L’Orientation lacanienne 2008-2009
Jacques-Alain Miller
Choses de finesse en psychanalyse
XIX
Cours du 3 juin 2009
La jouissance nest pas transgression. La jouissance, telle que je l’aborde dans la perspective du
dernier enseignement de Lacan, n’est pas – à la difrence de ce qui est exposé dans L’Ethique de
la psychanalyse et qui en constitue le pivot –, la jouissance n’est pas une transgression. Je
pourrais aller jusqu’à dire que c’est, tout au contraire, un fonctionnement normal, et non pas
bizarre, exceptionnel.
Certes, il y a un Lacan, il y a un enseignement de Lacan parmi d’autres, parce que Lacan est
multiple, parce que Lacan, oserais-je dire, n’est pas tout – il y a un Lacan qui expose le concept
de jouissance à partir de celui du plaisir.

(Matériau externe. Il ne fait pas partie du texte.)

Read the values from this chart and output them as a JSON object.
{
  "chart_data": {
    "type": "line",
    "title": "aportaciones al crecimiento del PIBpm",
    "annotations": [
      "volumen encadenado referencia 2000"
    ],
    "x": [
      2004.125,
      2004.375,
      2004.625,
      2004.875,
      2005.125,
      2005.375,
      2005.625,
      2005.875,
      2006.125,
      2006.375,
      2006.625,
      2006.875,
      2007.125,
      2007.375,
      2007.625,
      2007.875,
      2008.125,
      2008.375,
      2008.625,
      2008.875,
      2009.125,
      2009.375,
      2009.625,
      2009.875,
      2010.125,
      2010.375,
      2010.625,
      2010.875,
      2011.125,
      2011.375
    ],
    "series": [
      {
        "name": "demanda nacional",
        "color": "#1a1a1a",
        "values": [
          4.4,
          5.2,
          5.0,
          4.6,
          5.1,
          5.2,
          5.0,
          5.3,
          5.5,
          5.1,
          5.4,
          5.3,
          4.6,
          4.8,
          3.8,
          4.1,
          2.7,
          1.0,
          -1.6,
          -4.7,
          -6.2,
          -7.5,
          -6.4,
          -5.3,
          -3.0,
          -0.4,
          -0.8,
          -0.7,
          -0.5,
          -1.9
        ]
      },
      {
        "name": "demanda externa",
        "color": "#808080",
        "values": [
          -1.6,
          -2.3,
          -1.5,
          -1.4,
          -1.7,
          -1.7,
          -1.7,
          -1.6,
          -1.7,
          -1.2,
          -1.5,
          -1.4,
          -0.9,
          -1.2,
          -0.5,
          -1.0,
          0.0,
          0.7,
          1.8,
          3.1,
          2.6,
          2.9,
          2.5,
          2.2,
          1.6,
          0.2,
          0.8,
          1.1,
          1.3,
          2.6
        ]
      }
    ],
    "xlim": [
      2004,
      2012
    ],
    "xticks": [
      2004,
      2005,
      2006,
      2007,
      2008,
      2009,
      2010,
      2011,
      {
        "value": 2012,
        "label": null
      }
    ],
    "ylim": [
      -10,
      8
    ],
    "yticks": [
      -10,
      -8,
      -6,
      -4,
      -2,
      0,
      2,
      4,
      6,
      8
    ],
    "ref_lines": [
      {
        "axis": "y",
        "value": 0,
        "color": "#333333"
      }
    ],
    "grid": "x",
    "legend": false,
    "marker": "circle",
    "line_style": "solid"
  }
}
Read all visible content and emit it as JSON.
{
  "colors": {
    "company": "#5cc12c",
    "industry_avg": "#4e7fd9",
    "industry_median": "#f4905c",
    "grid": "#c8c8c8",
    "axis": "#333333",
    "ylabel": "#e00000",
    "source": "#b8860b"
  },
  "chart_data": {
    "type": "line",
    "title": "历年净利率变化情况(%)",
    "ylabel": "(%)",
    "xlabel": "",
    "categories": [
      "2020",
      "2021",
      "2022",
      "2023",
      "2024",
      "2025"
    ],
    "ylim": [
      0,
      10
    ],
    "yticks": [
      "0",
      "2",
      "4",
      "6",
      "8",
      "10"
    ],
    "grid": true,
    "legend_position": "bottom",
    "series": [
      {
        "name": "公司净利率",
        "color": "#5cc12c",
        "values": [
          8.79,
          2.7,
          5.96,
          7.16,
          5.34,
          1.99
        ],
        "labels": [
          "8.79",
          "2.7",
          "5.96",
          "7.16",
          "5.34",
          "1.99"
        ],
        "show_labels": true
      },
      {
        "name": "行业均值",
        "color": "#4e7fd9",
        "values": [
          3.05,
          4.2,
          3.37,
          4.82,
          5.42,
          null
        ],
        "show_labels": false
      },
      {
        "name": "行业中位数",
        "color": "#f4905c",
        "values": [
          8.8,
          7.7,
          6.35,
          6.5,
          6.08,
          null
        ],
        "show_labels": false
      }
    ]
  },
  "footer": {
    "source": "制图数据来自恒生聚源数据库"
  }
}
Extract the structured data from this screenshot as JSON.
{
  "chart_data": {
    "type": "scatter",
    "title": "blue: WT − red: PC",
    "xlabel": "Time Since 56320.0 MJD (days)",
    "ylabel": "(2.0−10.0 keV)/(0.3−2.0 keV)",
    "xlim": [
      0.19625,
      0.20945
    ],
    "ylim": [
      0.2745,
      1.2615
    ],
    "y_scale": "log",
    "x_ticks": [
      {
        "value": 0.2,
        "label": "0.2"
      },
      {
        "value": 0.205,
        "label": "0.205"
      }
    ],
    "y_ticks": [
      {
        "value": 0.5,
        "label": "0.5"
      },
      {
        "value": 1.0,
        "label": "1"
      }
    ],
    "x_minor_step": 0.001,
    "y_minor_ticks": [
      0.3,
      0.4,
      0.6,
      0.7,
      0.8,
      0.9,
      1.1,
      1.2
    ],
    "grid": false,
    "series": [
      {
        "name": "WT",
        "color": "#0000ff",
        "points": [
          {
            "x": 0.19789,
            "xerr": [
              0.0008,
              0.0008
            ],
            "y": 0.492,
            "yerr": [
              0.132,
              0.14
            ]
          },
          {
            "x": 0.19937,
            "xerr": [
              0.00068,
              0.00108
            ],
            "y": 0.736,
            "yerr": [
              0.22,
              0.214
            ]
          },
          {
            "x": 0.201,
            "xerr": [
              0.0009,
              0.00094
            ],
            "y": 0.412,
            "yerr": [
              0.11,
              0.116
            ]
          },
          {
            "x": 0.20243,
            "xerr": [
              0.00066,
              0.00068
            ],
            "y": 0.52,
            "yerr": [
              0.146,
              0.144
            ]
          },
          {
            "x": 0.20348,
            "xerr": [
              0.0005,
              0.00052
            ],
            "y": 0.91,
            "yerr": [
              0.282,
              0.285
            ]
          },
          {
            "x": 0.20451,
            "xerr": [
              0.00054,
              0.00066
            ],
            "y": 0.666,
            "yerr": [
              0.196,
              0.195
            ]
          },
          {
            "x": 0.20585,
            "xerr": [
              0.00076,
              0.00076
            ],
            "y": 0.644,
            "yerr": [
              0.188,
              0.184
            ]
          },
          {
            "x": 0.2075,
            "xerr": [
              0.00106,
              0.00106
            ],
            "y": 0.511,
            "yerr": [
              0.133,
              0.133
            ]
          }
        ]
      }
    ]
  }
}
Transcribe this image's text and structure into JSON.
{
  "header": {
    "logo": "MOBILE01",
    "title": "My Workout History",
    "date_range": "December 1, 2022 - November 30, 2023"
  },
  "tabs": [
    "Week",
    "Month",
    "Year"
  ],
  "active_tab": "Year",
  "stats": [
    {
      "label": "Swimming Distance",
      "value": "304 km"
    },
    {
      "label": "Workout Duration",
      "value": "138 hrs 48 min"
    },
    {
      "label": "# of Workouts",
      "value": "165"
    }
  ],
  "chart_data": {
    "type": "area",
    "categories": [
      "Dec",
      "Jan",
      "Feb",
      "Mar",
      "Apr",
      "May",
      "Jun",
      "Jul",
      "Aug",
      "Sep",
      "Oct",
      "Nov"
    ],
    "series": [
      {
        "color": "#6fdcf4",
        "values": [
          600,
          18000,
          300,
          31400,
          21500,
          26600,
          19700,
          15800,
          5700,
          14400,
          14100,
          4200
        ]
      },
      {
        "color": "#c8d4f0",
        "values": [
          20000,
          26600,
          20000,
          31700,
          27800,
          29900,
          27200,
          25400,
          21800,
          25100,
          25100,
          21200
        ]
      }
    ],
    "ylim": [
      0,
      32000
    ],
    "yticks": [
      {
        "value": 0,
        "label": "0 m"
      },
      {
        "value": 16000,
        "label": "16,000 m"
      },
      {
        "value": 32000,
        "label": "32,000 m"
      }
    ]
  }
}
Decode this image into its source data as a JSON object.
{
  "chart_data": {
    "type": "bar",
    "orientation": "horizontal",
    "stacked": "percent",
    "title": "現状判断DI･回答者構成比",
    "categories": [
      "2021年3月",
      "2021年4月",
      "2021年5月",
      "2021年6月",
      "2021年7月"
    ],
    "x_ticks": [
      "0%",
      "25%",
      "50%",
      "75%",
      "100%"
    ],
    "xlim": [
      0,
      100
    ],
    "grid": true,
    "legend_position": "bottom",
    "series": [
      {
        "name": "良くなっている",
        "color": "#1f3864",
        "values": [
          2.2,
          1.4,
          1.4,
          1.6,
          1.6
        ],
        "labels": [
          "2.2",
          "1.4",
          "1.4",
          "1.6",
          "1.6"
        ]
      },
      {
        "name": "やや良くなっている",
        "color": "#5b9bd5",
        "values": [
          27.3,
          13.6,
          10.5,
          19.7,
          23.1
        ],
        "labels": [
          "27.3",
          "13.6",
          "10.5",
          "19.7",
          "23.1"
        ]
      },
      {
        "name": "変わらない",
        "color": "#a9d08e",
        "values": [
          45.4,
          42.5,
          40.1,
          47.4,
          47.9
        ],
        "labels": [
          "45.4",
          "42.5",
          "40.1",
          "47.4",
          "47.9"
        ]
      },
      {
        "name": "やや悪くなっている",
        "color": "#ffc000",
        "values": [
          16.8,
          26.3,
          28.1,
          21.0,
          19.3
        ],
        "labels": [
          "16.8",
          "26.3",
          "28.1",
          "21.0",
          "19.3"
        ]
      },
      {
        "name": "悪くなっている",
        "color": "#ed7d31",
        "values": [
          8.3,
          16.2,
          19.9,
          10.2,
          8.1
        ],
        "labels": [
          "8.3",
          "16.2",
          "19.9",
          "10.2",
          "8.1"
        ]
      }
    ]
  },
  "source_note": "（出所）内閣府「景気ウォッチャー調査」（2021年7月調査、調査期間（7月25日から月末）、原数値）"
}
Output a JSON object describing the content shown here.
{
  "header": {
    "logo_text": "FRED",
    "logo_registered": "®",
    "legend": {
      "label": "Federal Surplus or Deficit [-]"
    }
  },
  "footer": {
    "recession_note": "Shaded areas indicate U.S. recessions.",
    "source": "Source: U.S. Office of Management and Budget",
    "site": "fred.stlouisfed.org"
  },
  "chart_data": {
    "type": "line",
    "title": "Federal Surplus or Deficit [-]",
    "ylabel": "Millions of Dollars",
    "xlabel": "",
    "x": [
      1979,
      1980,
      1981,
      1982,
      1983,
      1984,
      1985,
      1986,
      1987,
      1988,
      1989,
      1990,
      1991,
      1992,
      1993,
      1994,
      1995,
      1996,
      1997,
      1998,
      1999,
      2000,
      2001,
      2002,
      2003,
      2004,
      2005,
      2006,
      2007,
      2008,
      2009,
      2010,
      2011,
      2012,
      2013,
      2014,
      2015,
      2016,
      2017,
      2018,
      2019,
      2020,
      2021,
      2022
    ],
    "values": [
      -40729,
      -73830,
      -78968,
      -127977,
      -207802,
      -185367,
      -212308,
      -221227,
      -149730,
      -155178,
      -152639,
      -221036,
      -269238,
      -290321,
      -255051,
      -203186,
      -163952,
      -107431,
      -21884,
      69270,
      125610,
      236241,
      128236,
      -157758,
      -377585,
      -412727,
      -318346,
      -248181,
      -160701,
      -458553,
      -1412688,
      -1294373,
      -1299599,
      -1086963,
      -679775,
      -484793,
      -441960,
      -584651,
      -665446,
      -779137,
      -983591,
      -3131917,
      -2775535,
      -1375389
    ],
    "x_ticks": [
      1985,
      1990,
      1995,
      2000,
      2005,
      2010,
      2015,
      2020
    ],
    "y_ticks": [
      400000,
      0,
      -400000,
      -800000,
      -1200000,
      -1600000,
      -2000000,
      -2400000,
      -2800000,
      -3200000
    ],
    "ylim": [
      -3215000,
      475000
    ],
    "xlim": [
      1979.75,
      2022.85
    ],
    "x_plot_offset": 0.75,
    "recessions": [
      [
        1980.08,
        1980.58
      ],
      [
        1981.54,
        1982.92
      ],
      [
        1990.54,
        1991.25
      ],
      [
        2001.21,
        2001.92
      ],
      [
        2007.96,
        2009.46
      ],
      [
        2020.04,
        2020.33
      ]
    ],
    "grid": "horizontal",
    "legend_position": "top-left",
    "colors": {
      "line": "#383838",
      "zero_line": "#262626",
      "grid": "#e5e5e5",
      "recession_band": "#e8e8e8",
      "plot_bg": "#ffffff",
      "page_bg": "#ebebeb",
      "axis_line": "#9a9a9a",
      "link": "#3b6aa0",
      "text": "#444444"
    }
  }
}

Le concept du plaisir dont il prend son départ est celui qui a conditionné la théorie du plaisir à
travers les âges. C’est le concept aristotélicien du plaisir, qui en fait le nom d’un état de bien-
être. Ce bien-être, on le retrouve encore de nos jours comme intégré à la définition de la santé par
l’OMS, cette Organisation mondiale de la Santé qui veille par exemple à nous protéger de ces
pandémies que l’état de la civilisation facilite par le développement de l’industrie des transports.
Cette industrie est si essentielle que lorsqu’un petit symptôme apparaît, qu’un avion fait plouf au
milieu de l’Atlantique, ça devient une information mondiale. Ainsi devient manifeste cette
unification progressive d’une humanité en voie de faire Un, un tout, et d’autant plus attachée à
son bien-être que celui de chacun apparaît comme la condition de celui de tous.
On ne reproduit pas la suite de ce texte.